First-ever Christmas card that was made and sent in 1843 |
The Victorian era also lives on in the Christmas carols we sing, so many of which were penned in the 19th century. Some examples of carols that have their origins during Queen Victoria’s reign are: Angels from the Realms of Glory (1816), Angles We Have Heard on High (1862), Away in a Manger (1865), We Three Kings of Orient Are (1863), and Good King Wenceslas (1853). I know that, for me, the Christmas season really begins when I decide to start listening to carols at home, and we would be much poorer for choice were it not for the Victorian carol writers.

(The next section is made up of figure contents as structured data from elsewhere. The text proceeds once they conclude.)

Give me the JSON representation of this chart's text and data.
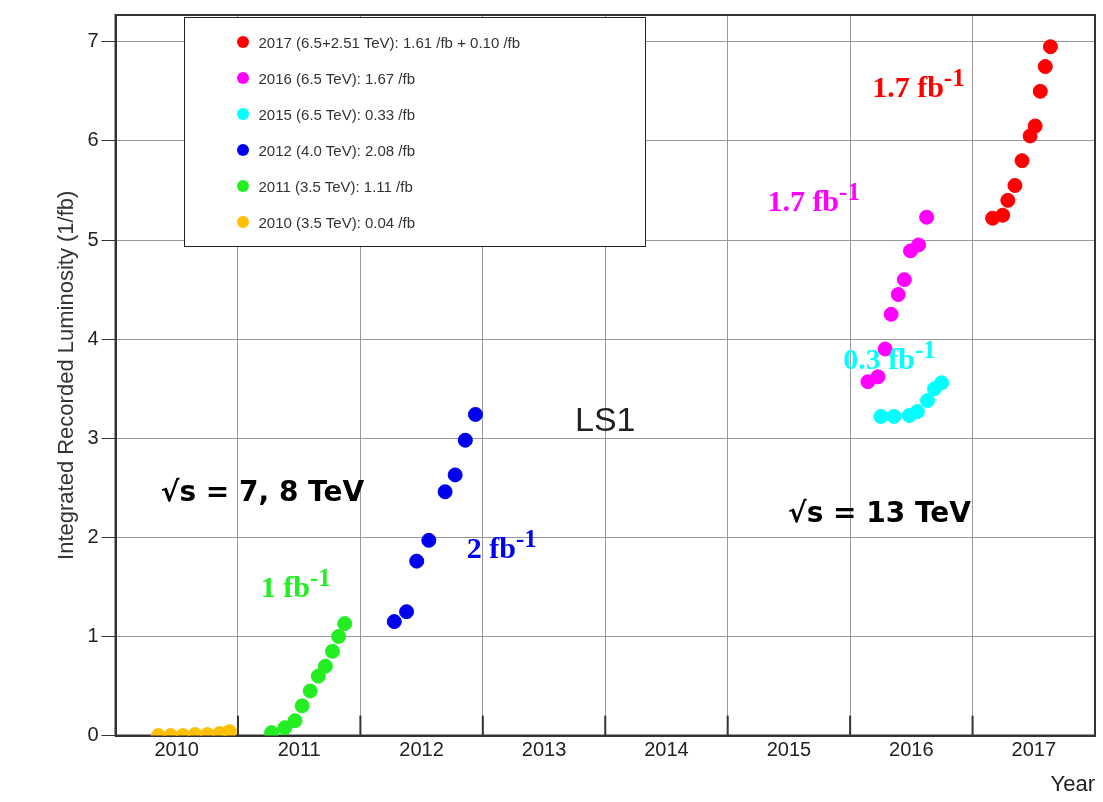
{
  "chart_data": {
    "type": "scatter",
    "xlabel": "Year",
    "ylabel": "Integrated Recorded Luminosity (1/fb)",
    "xlim": [
      2010,
      2018
    ],
    "xticks": [
      {
        "value": 2010.5,
        "label": "2010"
      },
      {
        "value": 2011,
        "label": null
      },
      {
        "value": 2011.5,
        "label": "2011"
      },
      {
        "value": 2012,
        "label": null
      },
      {
        "value": 2012.5,
        "label": "2012"
      },
      {
        "value": 2013,
        "label": null
      },
      {
        "value": 2013.5,
        "label": "2013"
      },
      {
        "value": 2014,
        "label": null
      },
      {
        "value": 2014.5,
        "label": "2014"
      },
      {
        "value": 2015,
        "label": null
      },
      {
        "value": 2015.5,
        "label": "2015"
      },
      {
        "value": 2016,
        "label": null
      },
      {
        "value": 2016.5,
        "label": "2016"
      },
      {
        "value": 2017,
        "label": null
      },
      {
        "value": 2017.5,
        "label": "2017"
      }
    ],
    "ylim": [
      0,
      7.27
    ],
    "yticks": [
      0,
      1,
      2,
      3,
      4,
      5,
      6,
      7
    ],
    "grid": true,
    "legend": "top left",
    "marker": "circle",
    "series": [
      {
        "name": "2017 (6.5+2.51 TeV): 1.61 /fb + 0.10 /fb",
        "color": "#ff0000",
        "x": [
          2017.164,
          2017.246,
          2017.288,
          2017.346,
          2017.404,
          2017.47,
          2017.511,
          2017.553,
          2017.594,
          2017.636
        ],
        "values": [
          5.22,
          5.25,
          5.4,
          5.55,
          5.8,
          6.05,
          6.15,
          6.5,
          6.75,
          6.95
        ]
      },
      {
        "name": "2016 (6.5 TeV): 1.67 /fb",
        "color": "#ff00ff",
        "x": [
          2016.145,
          2016.228,
          2016.286,
          2016.335,
          2016.393,
          2016.443,
          2016.493,
          2016.559,
          2016.625
        ],
        "values": [
          3.57,
          3.62,
          3.9,
          4.25,
          4.45,
          4.6,
          4.89,
          4.95,
          5.23
        ]
      },
      {
        "name": "2015 (6.5 TeV): 0.33 /fb",
        "color": "#00ffff",
        "x": [
          2016.251,
          2016.358,
          2016.483,
          2016.549,
          2016.632,
          2016.689,
          2016.747
        ],
        "values": [
          3.22,
          3.22,
          3.23,
          3.27,
          3.38,
          3.5,
          3.56
        ]
      },
      {
        "name": "2012 (4.0 TeV): 2.08 /fb",
        "color": "#0000ee",
        "x": [
          2012.277,
          2012.377,
          2012.46,
          2012.559,
          2012.692,
          2012.774,
          2012.857,
          2012.94
        ],
        "values": [
          1.15,
          1.25,
          1.76,
          1.97,
          2.46,
          2.63,
          2.98,
          3.24
        ]
      },
      {
        "name": "2011 (3.5 TeV): 1.11 /fb",
        "color": "#22ee22",
        "x": [
          2011.275,
          2011.383,
          2011.466,
          2011.524,
          2011.59,
          2011.656,
          2011.714,
          2011.772,
          2011.822,
          2011.872
        ],
        "values": [
          0.03,
          0.08,
          0.15,
          0.3,
          0.45,
          0.6,
          0.7,
          0.85,
          1.0,
          1.13
        ]
      },
      {
        "name": "2010 (3.5 TeV): 0.04 /fb",
        "color": "#ffc000",
        "x": [
          2010.35,
          2010.45,
          2010.55,
          2010.65,
          2010.75,
          2010.85,
          2010.93
        ],
        "values": [
          0,
          0,
          0,
          0.01,
          0.01,
          0.02,
          0.04
        ]
      }
    ],
    "annotations": [
      {
        "text": "1.7 fb$^{-1}$",
        "x": 2017.636,
        "y": 6.95
      },
      {
        "text": "1.7 fb$^{-1}$",
        "x": 2016.625,
        "y": 5.23
      },
      {
        "text": "0.3 fb$^{-1}$",
        "x": 2016.747,
        "y": 3.56
      },
      {
        "text": "2 fb$^{-1}$",
        "x": 2012.559,
        "y": 1.97
      },
      {
        "text": "1 fb$^{-1}$",
        "x": 2011.872,
        "y": 1.13
      },
      "LS1",
      "√s = 7, 8 TeV",
      "√s = 13 TeV"
    ]
  }
}
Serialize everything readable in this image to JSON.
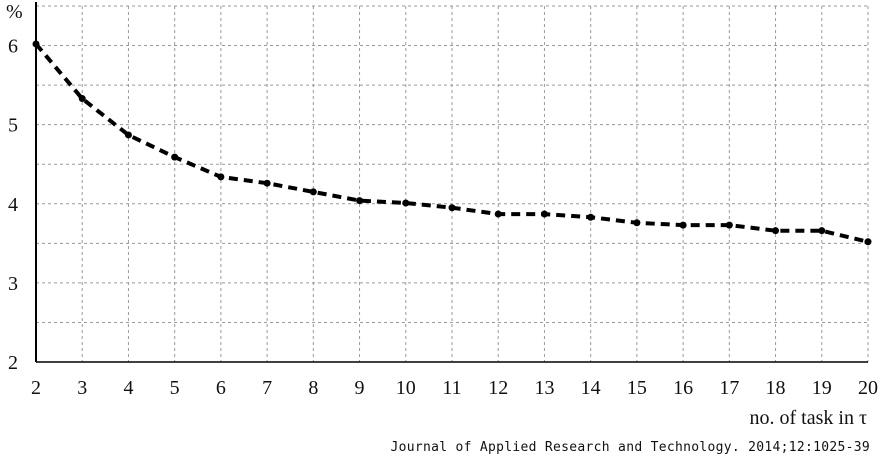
{
  "chart_data": {
    "type": "line",
    "title": "",
    "xlabel": "no. of task in τ",
    "ylabel": "%",
    "x": [
      2,
      3,
      4,
      5,
      6,
      7,
      8,
      9,
      10,
      11,
      12,
      13,
      14,
      15,
      16,
      17,
      18,
      19,
      20
    ],
    "series": [
      {
        "values": [
          6.02,
          5.33,
          4.87,
          4.59,
          4.34,
          4.26,
          4.15,
          4.04,
          4.01,
          3.95,
          3.87,
          3.87,
          3.83,
          3.76,
          3.73,
          3.73,
          3.66,
          3.66,
          3.52
        ],
        "style": "dashed",
        "color": "#000000"
      }
    ],
    "xlim": [
      2,
      20
    ],
    "ylim": [
      2,
      6.5
    ],
    "x_ticks": [
      "2",
      "3",
      "4",
      "5",
      "6",
      "7",
      "8",
      "9",
      "10",
      "11",
      "12",
      "13",
      "14",
      "15",
      "16",
      "17",
      "18",
      "19",
      "20"
    ],
    "y_ticks": [
      "2",
      "3",
      "4",
      "5",
      "6"
    ],
    "grid": true,
    "grid_style": "dashed"
  },
  "source": "Journal of Applied Research and Technology. 2014;12:1025-39"
}
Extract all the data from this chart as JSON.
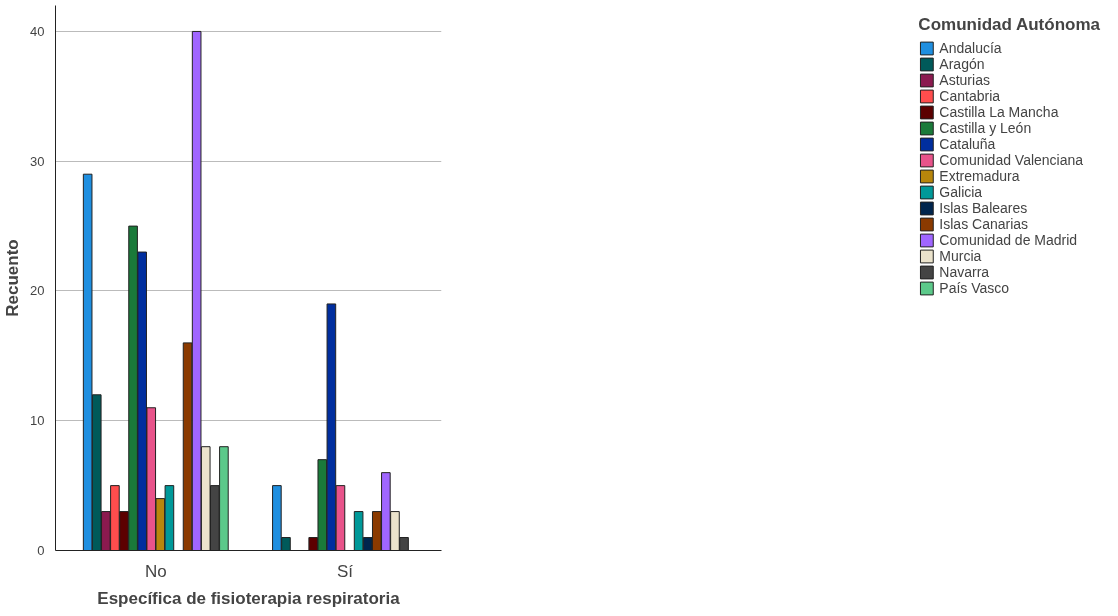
{
  "chart_data": {
    "type": "bar",
    "xlabel": "Específica de fisioterapia respiratoria",
    "ylabel": "Recuento",
    "legend_title": "Comunidad Autónoma",
    "categories": [
      "No",
      "Sí"
    ],
    "ylim": [
      0,
      42
    ],
    "yticks": [
      0,
      10,
      20,
      30,
      40
    ],
    "grid": "y",
    "legend": "right",
    "series": [
      {
        "name": "Andalucía",
        "color": "#1f8fe0",
        "values": [
          29,
          5
        ]
      },
      {
        "name": "Aragón",
        "color": "#005a5a",
        "values": [
          12,
          1
        ]
      },
      {
        "name": "Asturias",
        "color": "#8b1a4f",
        "values": [
          3,
          null
        ]
      },
      {
        "name": "Cantabria",
        "color": "#ff4d4d",
        "values": [
          5,
          null
        ]
      },
      {
        "name": "Castilla La Mancha",
        "color": "#5c0000",
        "values": [
          3,
          1
        ]
      },
      {
        "name": "Castilla y León",
        "color": "#1a7a3a",
        "values": [
          25,
          7
        ]
      },
      {
        "name": "Cataluña",
        "color": "#002e9e",
        "values": [
          23,
          19
        ]
      },
      {
        "name": "Comunidad Valenciana",
        "color": "#e8538a",
        "values": [
          11,
          5
        ]
      },
      {
        "name": "Extremadura",
        "color": "#b8860b",
        "values": [
          4,
          null
        ]
      },
      {
        "name": "Galicia",
        "color": "#009999",
        "values": [
          5,
          3
        ]
      },
      {
        "name": "Islas Baleares",
        "color": "#00254d",
        "values": [
          null,
          1
        ]
      },
      {
        "name": "Islas Canarias",
        "color": "#8b3a00",
        "values": [
          16,
          3
        ]
      },
      {
        "name": "Comunidad de Madrid",
        "color": "#a066ff",
        "values": [
          40,
          6
        ]
      },
      {
        "name": "Murcia",
        "color": "#ebe3cc",
        "values": [
          8,
          3
        ]
      },
      {
        "name": "Navarra",
        "color": "#444444",
        "values": [
          5,
          1
        ]
      },
      {
        "name": "País Vasco",
        "color": "#5cc98a",
        "values": [
          8,
          null
        ]
      }
    ]
  }
}
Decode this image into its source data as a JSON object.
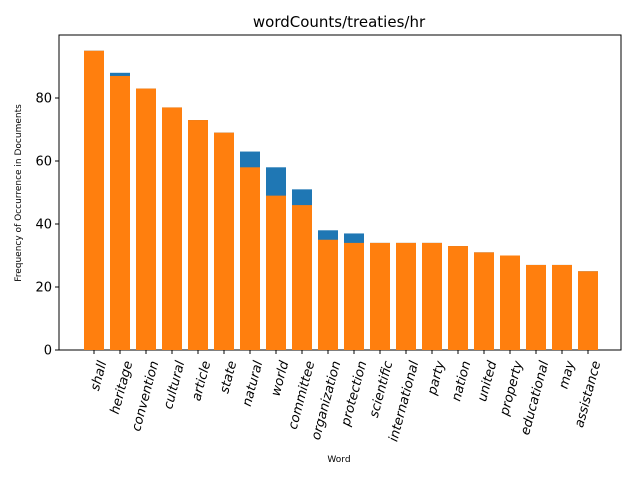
{
  "chart_data": {
    "type": "bar",
    "title": "wordCounts/treaties/hr",
    "xlabel": "Word",
    "ylabel": "Frequency of Occurrence in Documents",
    "ylim": [
      0,
      100
    ],
    "yticks": [
      0,
      20,
      40,
      60,
      80
    ],
    "categories": [
      "shall",
      "heritage",
      "convention",
      "cultural",
      "article",
      "state",
      "natural",
      "world",
      "committee",
      "organization",
      "protection",
      "scientific",
      "international",
      "party",
      "nation",
      "united",
      "property",
      "educational",
      "may",
      "assistance"
    ],
    "series": [
      {
        "color": "#1f77b4",
        "values": [
          95,
          88,
          83,
          77,
          73,
          69,
          63,
          58,
          51,
          38,
          37,
          34,
          34,
          34,
          33,
          31,
          30,
          27,
          27,
          25
        ]
      },
      {
        "color": "#ff7f0e",
        "values": [
          95,
          87,
          83,
          77,
          73,
          69,
          58,
          49,
          46,
          35,
          34,
          34,
          34,
          34,
          33,
          31,
          30,
          27,
          27,
          25
        ]
      }
    ],
    "grid": false,
    "legend": "none"
  }
}
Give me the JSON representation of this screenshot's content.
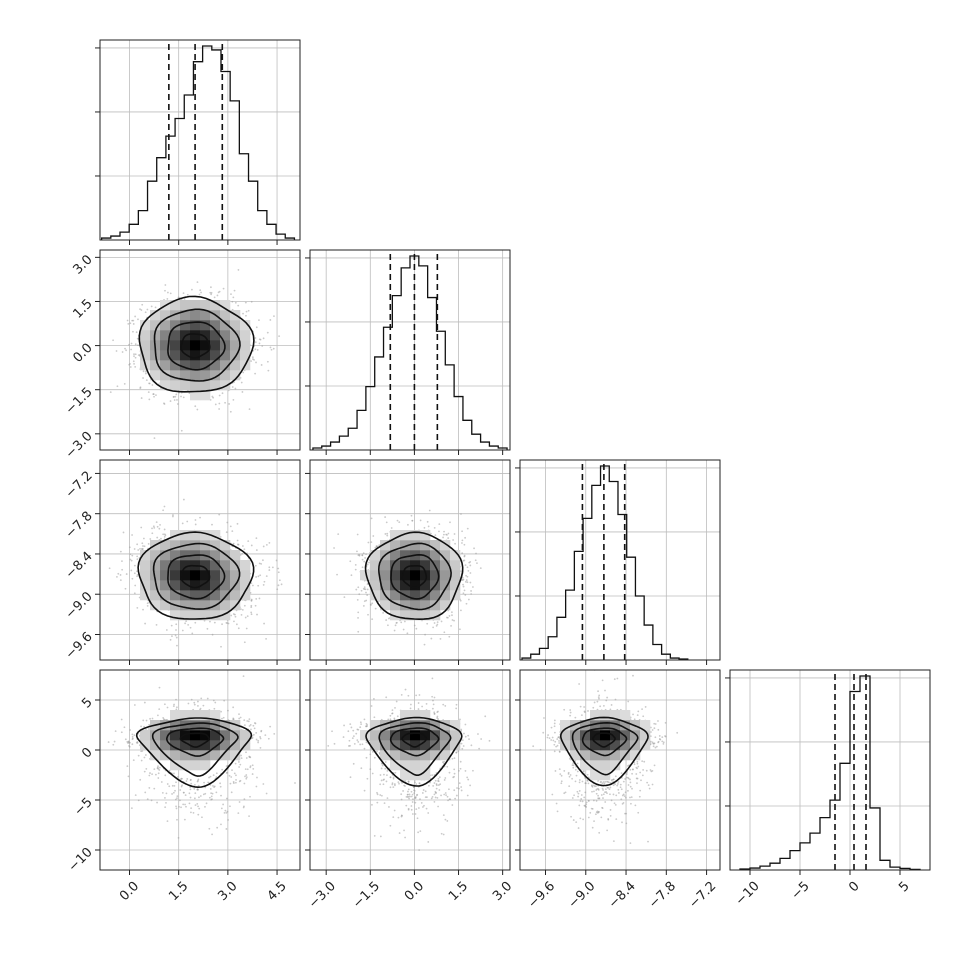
{
  "chart_data": {
    "type": "corner",
    "title": "",
    "n_params": 4,
    "colors": {
      "line": "#111111",
      "points": "#9e9e9e",
      "grid": "#bdbdbd",
      "density_dark": "#000000",
      "density_light": "#f2f2f2"
    },
    "grid": true,
    "params": [
      {
        "label": "",
        "lim": [
          -0.9,
          5.2
        ],
        "ticks": [
          0.0,
          1.5,
          3.0,
          4.5
        ],
        "tick_labels": [
          "0.0",
          "1.5",
          "3.0",
          "4.5"
        ],
        "mean": 2.0,
        "sd": 0.8,
        "quantiles": [
          1.2,
          2.0,
          2.83
        ]
      },
      {
        "label": "",
        "lim": [
          -3.55,
          3.25
        ],
        "ticks": [
          -3.0,
          -1.5,
          0.0,
          1.5,
          3.0
        ],
        "tick_labels": [
          "−3.0",
          "−1.5",
          "0.0",
          "1.5",
          "3.0"
        ],
        "mean": 0.0,
        "sd": 0.75,
        "quantiles": [
          -0.82,
          0.0,
          0.78
        ]
      },
      {
        "label": "",
        "lim": [
          -9.98,
          -7.0
        ],
        "ticks": [
          -9.6,
          -9.0,
          -8.4,
          -7.8,
          -7.2
        ],
        "tick_labels": [
          "−9.6",
          "−9.0",
          "−8.4",
          "−7.8",
          "−7.2"
        ],
        "mean": -8.73,
        "sd": 0.3,
        "quantiles": [
          -9.05,
          -8.73,
          -8.42
        ]
      },
      {
        "label": "",
        "lim": [
          -12.0,
          8.0
        ],
        "ticks": [
          -10,
          -5,
          0,
          5
        ],
        "tick_labels": [
          "−10",
          "−5",
          "0",
          "5"
        ],
        "mean": 0.4,
        "sd": 2.2,
        "quantiles": [
          -1.5,
          0.4,
          1.6
        ]
      }
    ],
    "histograms": [
      {
        "param": 0,
        "bins": [
          -0.85,
          -0.57,
          -0.29,
          -0.01,
          0.27,
          0.55,
          0.83,
          1.11,
          1.39,
          1.67,
          1.95,
          2.23,
          2.51,
          2.79,
          3.07,
          3.35,
          3.63,
          3.91,
          4.19,
          4.47,
          4.75,
          5.03
        ],
        "counts": [
          0.01,
          0.02,
          0.04,
          0.08,
          0.15,
          0.3,
          0.42,
          0.53,
          0.62,
          0.74,
          0.91,
          0.99,
          0.97,
          0.86,
          0.71,
          0.44,
          0.3,
          0.15,
          0.08,
          0.03,
          0.01
        ]
      },
      {
        "param": 1,
        "bins": [
          -3.45,
          -3.15,
          -2.85,
          -2.55,
          -2.25,
          -1.95,
          -1.65,
          -1.35,
          -1.05,
          -0.75,
          -0.45,
          -0.15,
          0.15,
          0.45,
          0.75,
          1.05,
          1.35,
          1.65,
          1.95,
          2.25,
          2.55,
          2.85,
          3.15
        ],
        "counts": [
          0.01,
          0.02,
          0.04,
          0.07,
          0.11,
          0.2,
          0.32,
          0.47,
          0.62,
          0.78,
          0.92,
          0.98,
          0.93,
          0.77,
          0.6,
          0.43,
          0.27,
          0.15,
          0.08,
          0.04,
          0.02,
          0.01
        ]
      },
      {
        "param": 2,
        "bins": [
          -9.95,
          -9.82,
          -9.69,
          -9.56,
          -9.43,
          -9.3,
          -9.17,
          -9.04,
          -8.91,
          -8.78,
          -8.65,
          -8.52,
          -8.39,
          -8.26,
          -8.13,
          -8.0,
          -7.87,
          -7.74,
          -7.61,
          -7.48
        ],
        "counts": [
          0.01,
          0.03,
          0.06,
          0.12,
          0.22,
          0.36,
          0.56,
          0.73,
          0.9,
          1.0,
          0.92,
          0.75,
          0.53,
          0.33,
          0.18,
          0.08,
          0.03,
          0.01,
          0.005
        ]
      },
      {
        "param": 3,
        "bins": [
          -11.0,
          -10.0,
          -9.0,
          -8.0,
          -7.0,
          -6.0,
          -5.0,
          -4.0,
          -3.0,
          -2.0,
          -1.0,
          0.0,
          1.0,
          2.0,
          3.0,
          4.0,
          5.0,
          6.0,
          7.0
        ],
        "counts": [
          0.005,
          0.01,
          0.02,
          0.035,
          0.06,
          0.1,
          0.14,
          0.19,
          0.27,
          0.36,
          0.55,
          0.92,
          1.0,
          0.32,
          0.05,
          0.015,
          0.008,
          0.003
        ]
      }
    ],
    "pairs": [
      {
        "x_param": 0,
        "y_param": 1,
        "corr": 0.0,
        "skew_y": 0
      },
      {
        "x_param": 0,
        "y_param": 2,
        "corr": -0.1,
        "skew_y": 0
      },
      {
        "x_param": 1,
        "y_param": 2,
        "corr": 0.0,
        "skew_y": 0
      },
      {
        "x_param": 0,
        "y_param": 3,
        "corr": 0.0,
        "skew_y": -1
      },
      {
        "x_param": 1,
        "y_param": 3,
        "corr": 0.0,
        "skew_y": -1
      },
      {
        "x_param": 2,
        "y_param": 3,
        "corr": 0.0,
        "skew_y": -1
      }
    ],
    "contour_levels": [
      0.118,
      0.393,
      0.675,
      0.864
    ]
  }
}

The last issue I want to discuss is Santa Claus. Santa Claus is an interesting figure who has roots in many cultures and is known by many names, but I would argue that the modern, western perceptions of who Santa Claus is and what he does were solidified in the Victorian era. St. Nicholas was made popular in the 1823 poem, A Visit from St. Nicholas, which appeared anonymously in the New York Sentinel. The poem was later attributed to Clement Clarke Moore and we now know it as ‘Twas the Night Before Christmas’. It establishes the modern ideas that Santa travels by sleigh pulled by reindeer, comes down chimneys, and is plump. In 1881 the famous cartoonist Thomas Nast drew an image of Santa Claus that was published in Harper’s Weekly that even further cemented the image of Santa as a plump, jolly old bearded man who brings gifts to children on Christmas Eve.
Nast's famous 1881 cartoon of Santa Claus that appeared in Harper's Weekly |
I hope that because of these examples you too can see the relevance of the Victorian era and how its traditions and ideas continue to live on in our everyday 21st century lives.